Time-dependent coefficients in a Cox model with categorical variants

2 messages · Terry Therneau, Jeff Newmiller

#
First, as others have said please obey the mailing list rules and turn of
First, as others have said please obey the mailing list rules and turn off html, not everyone uses an html email client.

Here is your code, formatted and with line numbers added.  I also fixed one error: "y" should be "status".

1. fit0 <- coxph(Surv(futime, status) ~ x1 + x2 + x3, data = data0)
2. p <- log(predict(fit0, newdata = data1, type = "expected"))
3. lp <- predict(fit0, newdata = data1, type = "lp")
4. logbase <- p - lp
5. fit1 <- glm(status ~ offset(p), family = poisson, data = data1)
6. fit2 <- glm(status~ lp + offset(logbase), family = poisson, data = data1)
7. group <- cut(lp, c(-Inf, quantile(lp, (1:9) / 10), Inf))
8. fit3 <- glm(status ~ -1 + group + offset(p), family = poisson, data = data1)

The key idea of the paper you referenced is that the counterpart to the Hosmer-Lemishow test (wrong if used directly in a Cox model) is to look at the predicted values from a Cox model as input to a Poisson regression.  That means adding the expected from the Cox model as a fixed term in the Poisson.  And like any other poisson that means offset(log(expected)) as a term.

The presence of time dependent covariates does nothing to change this, per se, since expected for time fixed is the same as for time varying.  In practice it does matter, at least philosophically.  Lines 1, 2, 5 do this just fine.

If data1 is not the same as data0, a new study say, then the test for intercept=0 from fit1 is a test of overall calibration.  Models like line 8 try to partition out where any differences actually lie.
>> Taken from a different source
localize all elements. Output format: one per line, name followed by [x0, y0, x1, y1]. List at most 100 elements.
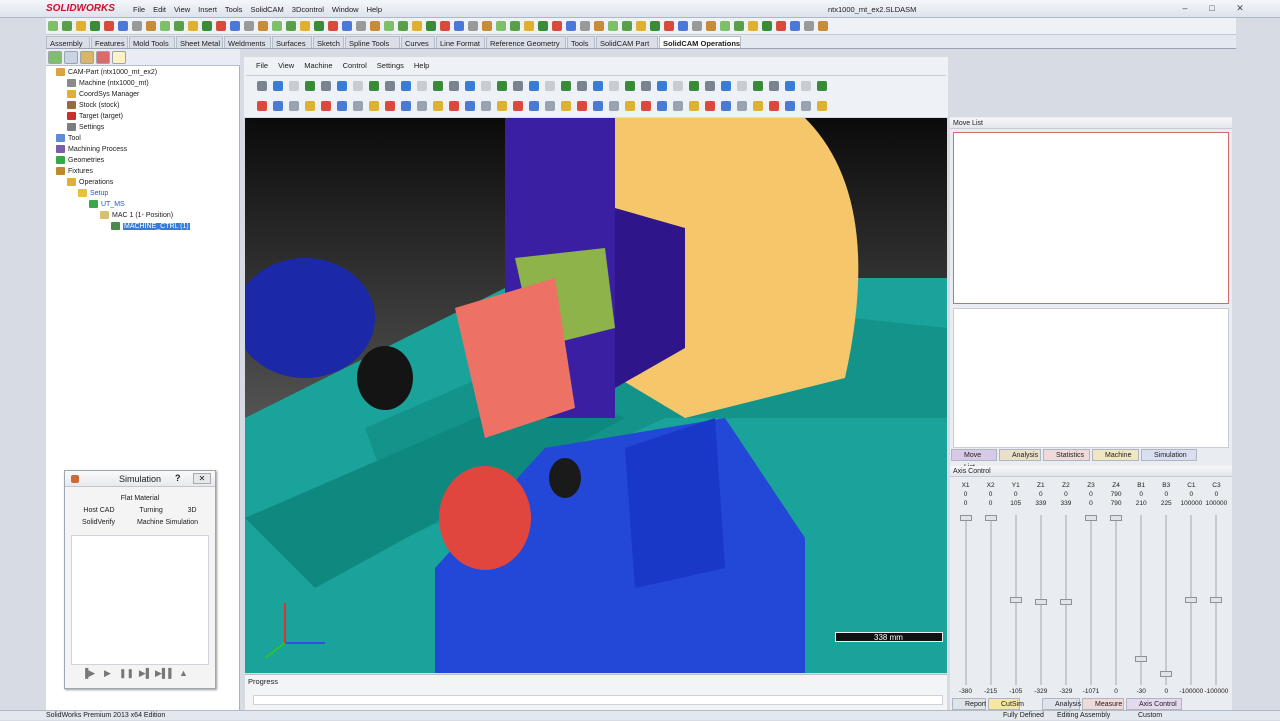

The time-dependent covariates part lies in the fact that a single subject may be represented by multiple lines in data0 and/or data1.  Do you want to collapse that person into a single row before the glm fits?  If subject "Jones" is represented by 15 lines in the data and "Smith" by 2, it does seem a bit unfair to give Jones 15 observations in the glm fit.  But full discussion of this is as much philosophy as statistics, and is perhaps best done over a beer.

Terry T.
#
Offlist... for your information...

It is unfair to suggest that the mailing list participants are at fault for using old software.  Even if the mailing list participants use email programs that can handle HTML, any email that goes through the list gets the formatting stripped, which leaves it damaged to some degree. It might not seem like this because sometimes you CAN see formatting, but that only happens when you are listed in the "To" or "Cc" fields... the rest of the list saw a stripped version regardless of how good their mail program was. Just go look at the archives to confirm this. Net result is the rest of the participants see a more or less damaged version of the discussion/code whenever HTML is used on list.